A solidary accommodation party may seek reimbursement from the accommodated party of other accommodation
parties subject to the following rules:

1. A joint and several accommodation party such as an accommodation maker may demand from the principal debtor
reimbursement for the amount that he paid to the payee;

2. A joint and several accommodation maker who pays on the said promissory note may directly demand
reimbursement from his co-accommodation maker without first directing his action against the principal debtor
provided that:

o He made the payment by virtue of judicial demand; or


o Principal debtor is insolvent

d. Corporations
 Section 29 (Liability of accommodation party) does not apply
 If the corporation is not liable, the holder may turn to its officers for relief.

Personal Liability of officers and directors:


1. He assents:
c. To a patently unlawful act of the corporation
d. For bad faith or gross negligence in directing its affairs
e.
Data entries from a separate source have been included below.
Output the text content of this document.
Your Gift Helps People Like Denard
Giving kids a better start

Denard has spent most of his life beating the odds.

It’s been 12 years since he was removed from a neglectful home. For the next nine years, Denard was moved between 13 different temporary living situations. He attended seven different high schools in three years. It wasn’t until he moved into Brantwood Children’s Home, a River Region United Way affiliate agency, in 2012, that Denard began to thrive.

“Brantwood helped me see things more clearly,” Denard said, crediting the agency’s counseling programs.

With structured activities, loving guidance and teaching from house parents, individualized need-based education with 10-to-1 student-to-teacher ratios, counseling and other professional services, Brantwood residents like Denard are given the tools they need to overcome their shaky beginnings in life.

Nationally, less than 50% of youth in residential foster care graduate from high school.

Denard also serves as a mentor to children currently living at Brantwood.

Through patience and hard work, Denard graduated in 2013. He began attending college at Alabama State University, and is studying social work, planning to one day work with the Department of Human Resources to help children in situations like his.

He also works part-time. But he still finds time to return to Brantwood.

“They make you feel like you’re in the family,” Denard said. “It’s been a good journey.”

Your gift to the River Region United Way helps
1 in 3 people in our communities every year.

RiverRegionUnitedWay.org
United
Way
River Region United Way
For conflict of interest, resulting in damaged to the corporation, its stockholders or other persons.

2. He consent to the issuance of watered down stocks or who, having knowledge thereof, does not forthwith file
with the corporate secretary his written objection thereto.

3. He agrees to hold himself personally and solidarily liable with the corporation;

4. He is made, by a specific provision of law, to personally answer for his corporate action.